O Tribunal Superior Eleitoral deve analisar nesta terça-feira (1º) novas limitações para o uso de conteúdos produzidos ou modificados por inteligência artificial durante a campanha eleitoral de 2026. A discussão ocorre em meio ao crescimento de imagens, áudios e vídeos sintéticos utilizados para promover candidaturas ou atacar adversários.
O julgamento envolve questionamentos sobre a apresentação de um avatar digital do ex-presidente Jair Bolsonaro durante a convenção partidária que oficializou a candidatura presidencial do senador Flávio Bolsonaro.
Jair Bolsonaro está em prisão domiciliar e impedido de participar diretamente de atos públicos.

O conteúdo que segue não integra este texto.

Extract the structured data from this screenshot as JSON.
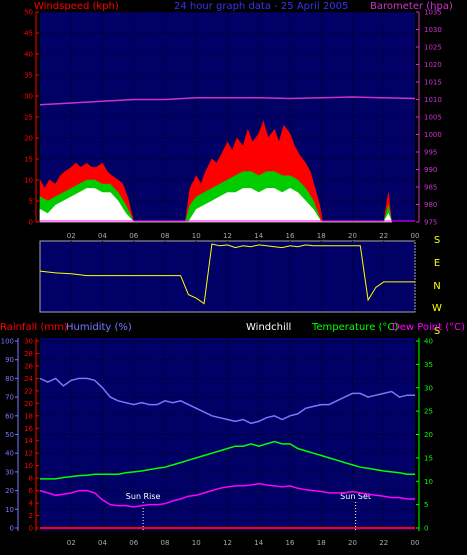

Por isso, o uso de uma representação digital levantou dúvidas sobre uma possível tentativa de contornar as restrições judiciais impostas ao ex-presidente.
A decisão do TSE poderá estabelecer parâmetros mais claros para o uso de avatares, reproduções de voz e outras representações digitais de pessoas que estejam impedidas de participar da campanha.

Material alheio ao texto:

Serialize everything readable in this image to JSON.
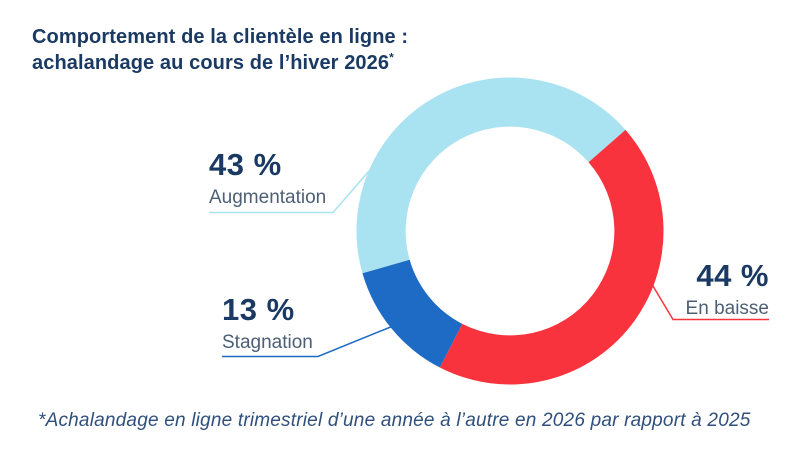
{
  "page": {
    "background": "#FFFFFF"
  },
  "title": {
    "line1": "Comportement de la clientèle en ligne :",
    "line2": "achalandage au cours de l’hiver 2026",
    "superscript": "*"
  },
  "footnote": "*Achalandage en ligne trimestriel d’une année à l’autre en 2026 par rapport à 2025",
  "colors": {
    "title_navy": "#1A3A63",
    "category_slate": "#4C5F75",
    "footnote_blue": "#2F4F7D",
    "background": "#FFFFFF"
  },
  "chart_data": {
    "type": "pie",
    "variant": "donut",
    "title": "Comportement de la clientèle en ligne : achalandage au cours de l’hiver 2026*",
    "unit": "%",
    "slices": [
      {
        "label": "Augmentation",
        "value": 43,
        "display": "43 %",
        "color": "#A9E2F1"
      },
      {
        "label": "En baisse",
        "value": 44,
        "display": "44 %",
        "color": "#F8333E"
      },
      {
        "label": "Stagnation",
        "value": 13,
        "display": "13 %",
        "color": "#1D6BC4"
      }
    ],
    "start_angle_clockwise_from_top_deg": 254,
    "inner_radius_ratio": 0.68,
    "legend": "callout-labels-with-leader-lines"
  }
}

Nos primeiros 11 dias da disputa eleitoral, a Justiça Eleitoral recebeu 19 denúncias relacionadas ao uso de inteligência artificial. Os casos incluem suspeitas de manipulação de imagens, ausência de identificação do conteúdo sintético e possível divulgação de informações falsas.
As normas eleitorais já determinam que materiais modificados ou produzidos por IA sejam identificados de maneira explícita. A utilização de deepfakes para divulgar fatos falsos ou alterar falas e imagens de candidatos é proibida.
O avanço das ferramentas generativas, no entanto, dificulta a fiscalização. Conteúdos falsos podem ser produzidos rapidamente e alcançar milhões de usuários antes que plataformas digitais ou autoridades consigam removê-los.
Além dos vídeos manipulados, o TSE acompanha a atuação de ferramentas de inteligência artificial capazes de responder perguntas sobre os concorrentes. A preocupação é que os sistemas apresentem informações incorretas ou indiquem preferência por determinadas candidaturas.
Levantamentos citados pela Reuters indicam que 75% dos brasileiros utilizam algum recurso de inteligência artificial diariamente. Quase 63% afirmaram que poderiam consultar essas ferramentas para obter informações sobre candidatos.
O julgamento desta terça-feira poderá influenciar toda a reta final da campanha. O primeiro turno das eleições está marcado para 4 de outubro, aumentando a pressão para que as novas orientações sejam aplicadas rapidamente.